Alerts on utilization anomalies
We monitor the cpu utilization and use a naive threshold based approach to alarming. When the cpu utilization exceeds that threshold, we fire an alarm because it indicates abnormal behaviour. This is how we discovered the issue.
Uncaught exceptions on Executors
If you add your work to an executor you must ensure you have an uncaught exception handler.

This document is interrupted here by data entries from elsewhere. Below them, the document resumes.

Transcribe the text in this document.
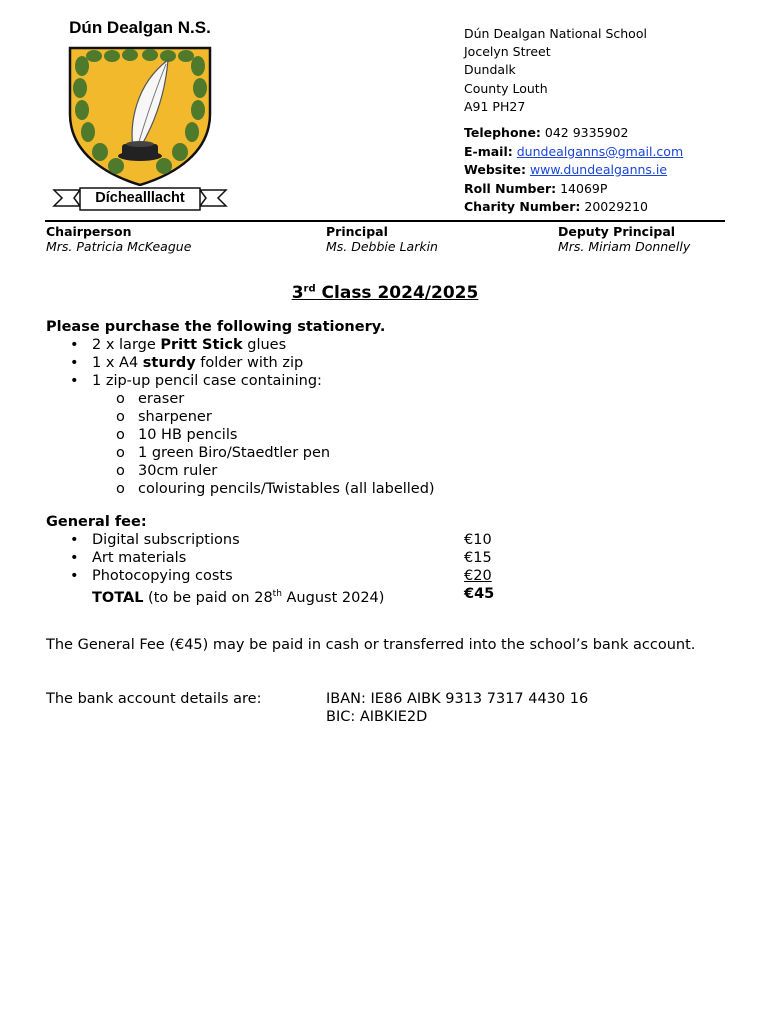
Dún Dealgan N.S.
Díchealllacht
Dún Dealgan National School
Jocelyn Street
Dundalk
County Louth
A91 PH27
Telephone: 042 9335902
E-mail: dundealganns@gmail.com
Website: www.dundealganns.ie
Roll Number: 14069P
Charity Number: 20029210
Chairperson
Mrs. Patricia McKeague
Principal
Ms. Debbie Larkin
Deputy Principal
Mrs. Miriam Donnelly
3rd Class 2024/2025
Please purchase the following stationery.
• 2 x large Pritt Stick glues
• 1 x A4 sturdy folder with zip
• 1 zip-up pencil case containing:
o eraser
o sharpener
o 10 HB pencils
o 1 green Biro/Staedtler pen
o 30cm ruler
o colouring pencils/Twistables (all labelled)
General fee:
• Digital subscriptions	€10
• Art materials	€15
• Photocopying costs	€20
TOTAL (to be paid on 28th August 2024)	€45
The General Fee (€45) may be paid in cash or transferred into the school’s bank account.
The bank account details are:	IBAN: IE86 AIBK 9313 7317 4430 16
BIC: AIBKIE2D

AtomicInteger threadNumber = new AtomicInteger(1);
ThreadFactory customThreadFactory = new ThreadFactory() {
@Override
public Thread newThread(Runnable r) {
Thread thread = new Thread(r);
thread.setName("my-thread-pool-" + threadNumber.getAndIncrement());
thread.setUncaughtExceptionHandler(
(dyingThread, throwable) -> {
logger.error("uncaught exception!", throwable);
}
);
return thread;
}
};
ExecutorService executor = Executors.newFixedThreadPool(2, customThreadFactory);
This code is kind of ugly so you’re better off using
Apache Common’s BasicThreadFactory:
new BasicThreadFactory.Builder()
.namingPattern("my-thread-pool-%d")
.uncaughtExceptionHandler(
(dyingThread, throwable) -> {
logger.error("uncaught exception!", throwable);
}
)
.build();
or guava’s ThreadFactoryBuilder:
new ThreadFactoryBuilder()
.setNameFormat("my-thread-pool-%d")
.setUncaughtExceptionHandler(
(dyingThread, throwable) -> {
logger.error("uncaught exception!", throwable);
}
)
.build()
Without a handler, the exception will be swallowed and none of your log monitoring will be able to detect the issue.
Code reviews
Sometimes, a detail oriented developer will notice the combination of threads and TreeMap, or even suggest to not use a TreeMap if ordered elements are not needed. Unfortunately, that didn’t happen in this case.
Static code analysis
Static code analysis tools like SpotBugs (used to be called FindBugs), JLint, and Chord can detect these kinds of issues at build time. See the paper How Good is Static Analysis at Finding Concurrency Bugs?. Unfortunately, we didn’t start using them until after the bug.
Tests
Ensure your tests handle the multithreaded case! In my case, we did not have multithreaded tests for that part of the code.
Conclusion
Mistakes happen. Watch out, unprotected concurrent modification data corruption can present itself as infinite loops! Despite making multiple mistakes, that hid the problem at multiple layers but not all. As long as you adopt a layered approach, you will be able to respond quickly or prevent it entirely.